Retinal horizontal cells of goldfish (Carassius auratus) display subtype-specific differences in spontaneous action potentials in situ.

Horizontal cells (HCs) are neurons of the outer retina, which provide inhibitory feedback onto photoreceptors and contribute to image processing. HCs in teleosts are classified into four subtypes (H1-H4), each having different roles: H1-H3 feed back onto different sets of cones, H4 feed back onto rods, and only H1 store and release the inhibitory neurotransmitter, γ-aminobutyric acid (GABA). Dissociated HCs exhibit spontaneous Ca2+ -based action potentials (APs), yet it is unclear if APs occur in situ, or if all subtypes exhibit APs. We measured intracellular Ca2+ and report APs in slice preparations of the goldfish retina. In HCs furthest from photoreceptors (i.e., H3/H4), APs were less frequent, with greater duration and area under the curve (a measure of Ca2+ flux).

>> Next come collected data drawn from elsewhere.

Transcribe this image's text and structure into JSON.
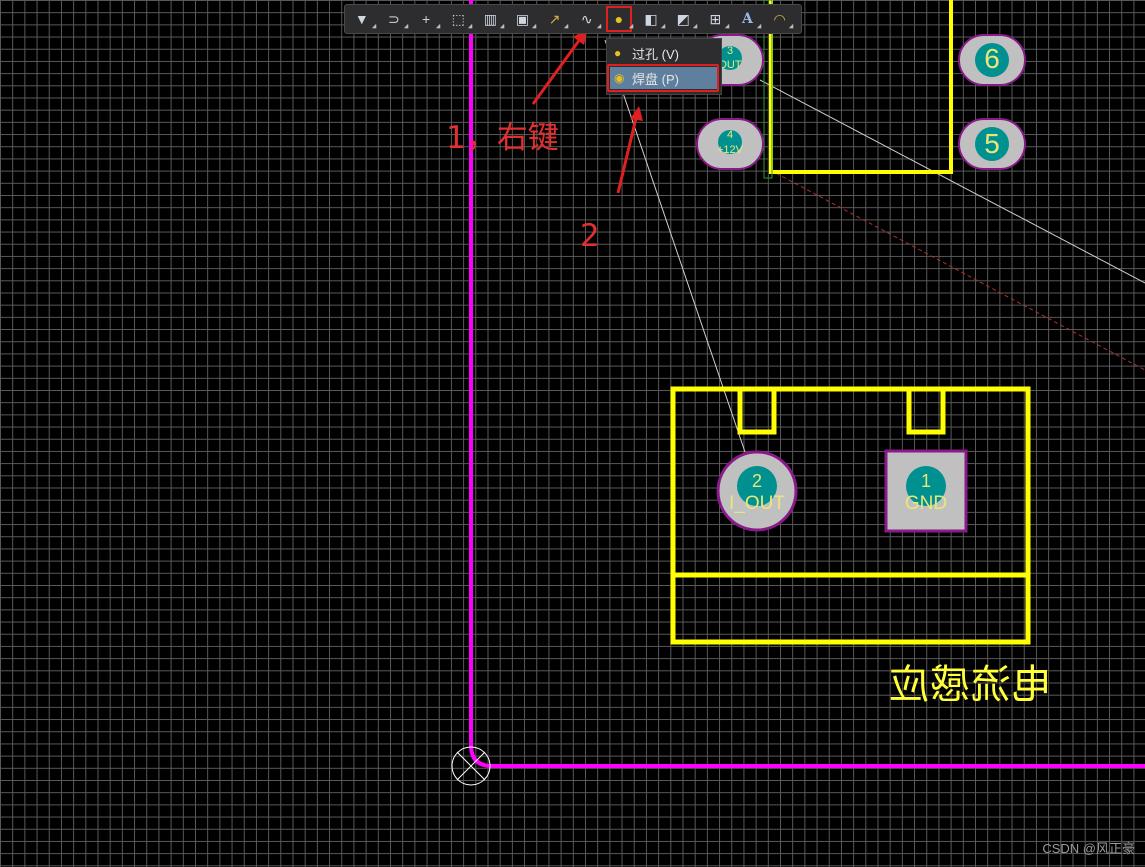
{
  "toolbar": {
    "buttons": [
      {
        "icon": "filter-icon",
        "glyph": "▼"
      },
      {
        "icon": "interactive-route-icon",
        "glyph": "⊃"
      },
      {
        "icon": "crosshair-icon",
        "glyph": "+"
      },
      {
        "icon": "select-area-icon",
        "glyph": "⬚"
      },
      {
        "icon": "align-icon",
        "glyph": "▥"
      },
      {
        "icon": "component-icon",
        "glyph": "▣"
      },
      {
        "icon": "route-icon",
        "glyph": "↗"
      },
      {
        "icon": "arc-route-icon",
        "glyph": "∿"
      },
      {
        "icon": "via-pad-icon",
        "glyph": "●"
      },
      {
        "icon": "fill-icon",
        "glyph": "◧"
      },
      {
        "icon": "polygon-icon",
        "glyph": "◩"
      },
      {
        "icon": "dimension-icon",
        "glyph": "⊞"
      },
      {
        "icon": "text-icon",
        "glyph": "A"
      },
      {
        "icon": "arc-icon",
        "glyph": "◠"
      }
    ]
  },
  "context_menu": {
    "items": [
      {
        "label": "过孔 (V)",
        "icon": "via-icon"
      },
      {
        "label": "焊盘 (P)",
        "icon": "pad-icon"
      }
    ]
  },
  "annotations": {
    "step1": "1，右键",
    "step2": "2"
  },
  "pads": {
    "p1": {
      "number": "1",
      "net": "GND"
    },
    "p2": {
      "number": "2",
      "net": "I_OUT"
    },
    "p3": {
      "number": "3",
      "net": "OUT"
    },
    "p4": {
      "number": "4",
      "net": "+12V"
    },
    "p5": {
      "number": "5"
    },
    "p6": {
      "number": "6"
    }
  },
  "component_label_mirrored": "电流感应",
  "watermark": "CSDN @风正豪",
  "colors": {
    "board_outline": "#ff00ff",
    "silkscreen": "#ffff00",
    "pad": "#c0c0c0",
    "pad_border": "#8a1a8a",
    "pad_center": "#009090",
    "annotation": "#e02020"
  }
}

Next, we classified acutely dissociated HCs into subtypes by integrating the ratio of dendritic field size vs. soma size (rd/s ). H1 and H2 subtypes had low rd/s values (<8); H3/H4 had high rd/s (>12). To verify this model, H1s were identified by immunoreactivity for GABA and 95% of these cells had an rd/s < 4. In Ca2+ imaging experiments, as rd/s increased, AP duration and area under the curve increased, while frequency decreased. Our results demonstrate the presence of Ca2+ -based APs in the goldfish retina in situ and show that HC subtypes H1 through H4 exhibit progressively longer and less frequent spontaneous APs. These results suggest that APs may play an important role in inhibitory feedback, and may have implications for understanding the relative contributions of HC subtypes in the outer retina.